Visual Articulated Tracking in the Presence of Occlusions

Christian Rauch1, Timothy Hospedales2, Jamie Shotton3, Maurice Fallon4

  • 1Robert Bosch GmbH
  • 2Queen Mary University of London
  • 3Microsoft Research
  • 4University of Oxford

Details

10:30 - 13:00 | Tue 22 May | podL | [email protected]

Session: Visual Tracking 1

Abstract

This paper focuses on visual tracking of a robotic manipulator during manipulation. In this situation, tracking is prone to failure when visual distractions are created by the object being manipulated and the clutter in the environment. Current state-of-the-art approaches, which typically rely on model-fitting using Iterative Closest Point (ICP), fail in the presence of distracting data points and are unable to recover. Meanwhile, discriminative methods which are trained only to distinguish parts of the tracked object can also fail in these scenarios as data points from the occlusions are incorrectly classified as being from the manipulator.

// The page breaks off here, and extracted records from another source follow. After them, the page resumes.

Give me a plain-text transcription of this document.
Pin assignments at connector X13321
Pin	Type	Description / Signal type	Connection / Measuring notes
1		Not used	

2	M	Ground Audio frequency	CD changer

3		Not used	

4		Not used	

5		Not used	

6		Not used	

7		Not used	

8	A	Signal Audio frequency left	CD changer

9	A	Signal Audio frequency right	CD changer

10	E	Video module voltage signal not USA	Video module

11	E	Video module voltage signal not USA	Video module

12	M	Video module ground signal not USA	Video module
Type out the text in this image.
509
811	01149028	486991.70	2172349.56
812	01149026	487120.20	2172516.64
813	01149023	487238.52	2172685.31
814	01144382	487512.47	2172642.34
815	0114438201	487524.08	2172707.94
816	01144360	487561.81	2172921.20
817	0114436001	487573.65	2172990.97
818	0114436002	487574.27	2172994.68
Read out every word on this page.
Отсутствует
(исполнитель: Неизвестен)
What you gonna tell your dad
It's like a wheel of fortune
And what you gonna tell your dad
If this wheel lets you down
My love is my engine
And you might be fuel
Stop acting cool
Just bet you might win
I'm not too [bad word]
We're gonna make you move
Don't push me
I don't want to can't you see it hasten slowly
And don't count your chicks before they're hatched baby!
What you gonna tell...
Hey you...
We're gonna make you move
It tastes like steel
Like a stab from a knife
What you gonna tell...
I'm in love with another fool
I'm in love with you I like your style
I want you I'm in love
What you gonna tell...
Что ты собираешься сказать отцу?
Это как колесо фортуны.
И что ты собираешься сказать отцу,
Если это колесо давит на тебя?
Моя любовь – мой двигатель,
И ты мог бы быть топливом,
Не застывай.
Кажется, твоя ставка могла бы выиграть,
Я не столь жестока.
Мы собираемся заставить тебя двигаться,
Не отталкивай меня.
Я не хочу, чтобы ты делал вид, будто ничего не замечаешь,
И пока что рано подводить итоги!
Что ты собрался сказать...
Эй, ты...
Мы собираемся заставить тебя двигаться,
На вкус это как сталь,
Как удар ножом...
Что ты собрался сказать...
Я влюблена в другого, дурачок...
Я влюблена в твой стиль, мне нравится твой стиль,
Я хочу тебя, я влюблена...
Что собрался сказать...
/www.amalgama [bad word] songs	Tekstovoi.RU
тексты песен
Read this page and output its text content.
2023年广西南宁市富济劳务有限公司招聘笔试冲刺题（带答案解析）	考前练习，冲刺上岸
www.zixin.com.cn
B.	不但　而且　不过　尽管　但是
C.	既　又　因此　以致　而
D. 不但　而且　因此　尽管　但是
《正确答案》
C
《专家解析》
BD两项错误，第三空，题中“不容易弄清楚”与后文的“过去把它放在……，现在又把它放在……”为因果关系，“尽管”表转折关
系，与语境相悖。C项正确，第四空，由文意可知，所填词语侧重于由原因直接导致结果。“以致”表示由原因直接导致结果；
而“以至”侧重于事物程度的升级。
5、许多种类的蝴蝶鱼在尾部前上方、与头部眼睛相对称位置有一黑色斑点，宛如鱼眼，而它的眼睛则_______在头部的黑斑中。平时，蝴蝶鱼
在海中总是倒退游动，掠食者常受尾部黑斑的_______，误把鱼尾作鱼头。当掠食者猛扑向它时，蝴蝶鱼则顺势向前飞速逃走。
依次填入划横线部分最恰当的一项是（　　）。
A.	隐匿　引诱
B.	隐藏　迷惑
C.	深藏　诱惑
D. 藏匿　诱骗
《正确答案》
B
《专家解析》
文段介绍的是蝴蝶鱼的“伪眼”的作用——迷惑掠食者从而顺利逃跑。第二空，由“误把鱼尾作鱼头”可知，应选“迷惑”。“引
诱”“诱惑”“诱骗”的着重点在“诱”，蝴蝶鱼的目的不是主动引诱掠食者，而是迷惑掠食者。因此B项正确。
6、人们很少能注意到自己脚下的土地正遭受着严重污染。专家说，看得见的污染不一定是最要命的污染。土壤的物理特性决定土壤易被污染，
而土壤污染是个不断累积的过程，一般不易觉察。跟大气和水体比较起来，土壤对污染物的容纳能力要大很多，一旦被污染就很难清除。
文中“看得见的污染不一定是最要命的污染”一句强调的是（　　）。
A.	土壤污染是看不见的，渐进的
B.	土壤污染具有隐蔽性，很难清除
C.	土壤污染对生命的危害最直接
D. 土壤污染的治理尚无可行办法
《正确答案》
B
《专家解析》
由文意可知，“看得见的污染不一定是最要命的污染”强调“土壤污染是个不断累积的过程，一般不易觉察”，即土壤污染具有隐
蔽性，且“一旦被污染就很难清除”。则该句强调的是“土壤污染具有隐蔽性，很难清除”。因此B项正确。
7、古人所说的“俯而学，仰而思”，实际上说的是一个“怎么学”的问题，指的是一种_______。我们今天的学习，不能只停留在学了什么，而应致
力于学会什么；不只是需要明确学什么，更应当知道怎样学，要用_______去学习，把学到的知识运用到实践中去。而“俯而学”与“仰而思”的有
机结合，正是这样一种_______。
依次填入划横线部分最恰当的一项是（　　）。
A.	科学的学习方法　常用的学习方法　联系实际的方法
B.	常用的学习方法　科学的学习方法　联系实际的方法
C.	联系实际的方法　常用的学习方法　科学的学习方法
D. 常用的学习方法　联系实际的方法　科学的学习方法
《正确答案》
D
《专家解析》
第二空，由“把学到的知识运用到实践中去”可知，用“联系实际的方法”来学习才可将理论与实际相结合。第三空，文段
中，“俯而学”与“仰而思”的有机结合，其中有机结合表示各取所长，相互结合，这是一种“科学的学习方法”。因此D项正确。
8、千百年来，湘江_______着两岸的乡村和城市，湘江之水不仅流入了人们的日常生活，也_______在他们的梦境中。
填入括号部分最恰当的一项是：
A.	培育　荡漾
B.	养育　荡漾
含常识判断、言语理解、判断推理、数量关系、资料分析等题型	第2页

We instead propose to use the per-pixel data-to-model associations provided from a random forest to avoid local minima during model fitting. By training the random forest with artificial occlusions we can achieve increased robustness to occlusion and clutter present in the scene. We do this without specific knowledge about the type or location of the manipulated object. Our approach is demonstrated by using dense depth data from an RGB-D camera to track a robotic manipulator during manipulation and in presence of occlusions.